Twice after that he asked what we were doing for our Lenten, meatless meals on Friday.
“Oh yeah,” he quickly answered himself. “You’re doing that stuff.”
At the meat market, he found a nice piece of salmon in the cooler, and suggested it might make a good Friday meal. I hesitated.
“But you’re making that recipe,” he remembered. The salmon stayed on the shelf. Besides, it can’t be much of a penance to fix something that’s more expensive than the meatloaf I might ordinarily make. The money we didn’t spend on salmon will go in the rice bowl.
So here comes Friday, and out come the ingredients. Nothing fancy–except perhaps the coconut milk, which is the only ingredient that probably costs more for us than it does the people in Tanzania. But I wanted the authentic taste.

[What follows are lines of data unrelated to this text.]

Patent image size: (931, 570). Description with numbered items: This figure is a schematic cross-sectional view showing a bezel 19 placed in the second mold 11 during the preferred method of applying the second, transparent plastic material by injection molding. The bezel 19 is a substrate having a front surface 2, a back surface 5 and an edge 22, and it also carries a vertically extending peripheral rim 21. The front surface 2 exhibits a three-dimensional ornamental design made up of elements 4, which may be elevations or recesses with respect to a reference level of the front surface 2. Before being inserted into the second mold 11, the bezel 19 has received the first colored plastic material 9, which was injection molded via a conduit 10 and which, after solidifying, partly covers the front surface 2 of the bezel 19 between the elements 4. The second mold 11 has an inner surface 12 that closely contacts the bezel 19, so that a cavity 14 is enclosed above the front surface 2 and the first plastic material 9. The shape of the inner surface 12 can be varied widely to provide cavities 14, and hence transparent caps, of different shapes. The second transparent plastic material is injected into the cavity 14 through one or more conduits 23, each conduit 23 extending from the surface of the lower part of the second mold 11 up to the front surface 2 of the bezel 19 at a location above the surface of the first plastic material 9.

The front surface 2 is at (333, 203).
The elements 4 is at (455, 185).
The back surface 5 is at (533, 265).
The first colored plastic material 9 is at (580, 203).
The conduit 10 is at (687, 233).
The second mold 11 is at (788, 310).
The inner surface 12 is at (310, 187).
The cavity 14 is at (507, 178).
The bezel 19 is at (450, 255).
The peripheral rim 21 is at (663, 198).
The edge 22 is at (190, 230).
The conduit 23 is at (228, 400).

The ugali is just corn meal simmered in boiling water until the most of the water is absorbed, then formed into balls, placed in a bowl, and covered with the soup. It looked good, and it smelled good. All that remained was the taste test.

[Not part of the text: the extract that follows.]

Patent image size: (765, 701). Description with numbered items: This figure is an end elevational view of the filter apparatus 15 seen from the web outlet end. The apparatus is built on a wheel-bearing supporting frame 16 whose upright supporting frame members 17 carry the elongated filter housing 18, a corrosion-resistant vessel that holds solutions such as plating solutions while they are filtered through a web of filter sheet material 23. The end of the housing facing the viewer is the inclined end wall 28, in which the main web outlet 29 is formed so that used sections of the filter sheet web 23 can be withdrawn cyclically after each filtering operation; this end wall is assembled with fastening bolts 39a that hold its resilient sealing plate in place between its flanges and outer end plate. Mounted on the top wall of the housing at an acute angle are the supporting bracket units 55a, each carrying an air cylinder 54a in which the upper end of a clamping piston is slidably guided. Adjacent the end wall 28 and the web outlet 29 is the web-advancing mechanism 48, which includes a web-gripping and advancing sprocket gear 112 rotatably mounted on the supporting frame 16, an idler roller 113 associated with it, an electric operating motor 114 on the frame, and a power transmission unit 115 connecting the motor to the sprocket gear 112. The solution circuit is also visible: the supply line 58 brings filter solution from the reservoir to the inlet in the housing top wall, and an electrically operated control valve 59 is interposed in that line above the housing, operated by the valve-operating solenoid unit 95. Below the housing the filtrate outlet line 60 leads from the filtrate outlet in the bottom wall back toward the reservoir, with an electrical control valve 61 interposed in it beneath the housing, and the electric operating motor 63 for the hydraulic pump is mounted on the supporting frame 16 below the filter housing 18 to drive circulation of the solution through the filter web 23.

George took the first spoonful. “Not bad,” he said.
I sampled mine, sure that a wad of corn dumpling was going to be less than impressive. But somehow, mixed with the coconut milk and the other ingredients, it developed a new flavor, and the more I ate, the better I liked it. George even had seconds. That’s when I really knew it had passed the test.
We cleaned our bowls, and I reached for the Lenten calendar. Next week, Gallo Pinto from Nicaragua. George’s eyebrow went up again, but I think we’re both approaching the next culinary trip with a little more confidence than this first time. Stay tuned.
If you want to try Ugali with Bean Soup for yourself, here’s the recipe that serves 4-6. You might also consider donating any money saved to a local food shelf, or to CRS itself.
4 cups water
2-1/2 cups cornmeal
1 small onion, diced
1 green pepper, diced
4 T fair trade olive oil
1 t curry powder (I used the spicy kind)
1 t salt
1/4 t black pepper
1 tomato, chopped
2 16-oz. cans kidney beans, drained
3 cups unsweetened coconut milk
Directions for Ugali: Boil water in saucepan, then stir in cornmeal. Simmer until mixture is thick and water is absorbed. Stir often to prevent burning. Shape the mixture into round balls, one for each person.
Directions for Bean Soup: In a large pot, sauté onion and green pepper in oil until soft. Add curry powder, salt, black pepper and tomato. Simmer for 2 minutes, add beans and stir. Add coconut milk and simmer for 10 minutes on low heat. Serve over ugali.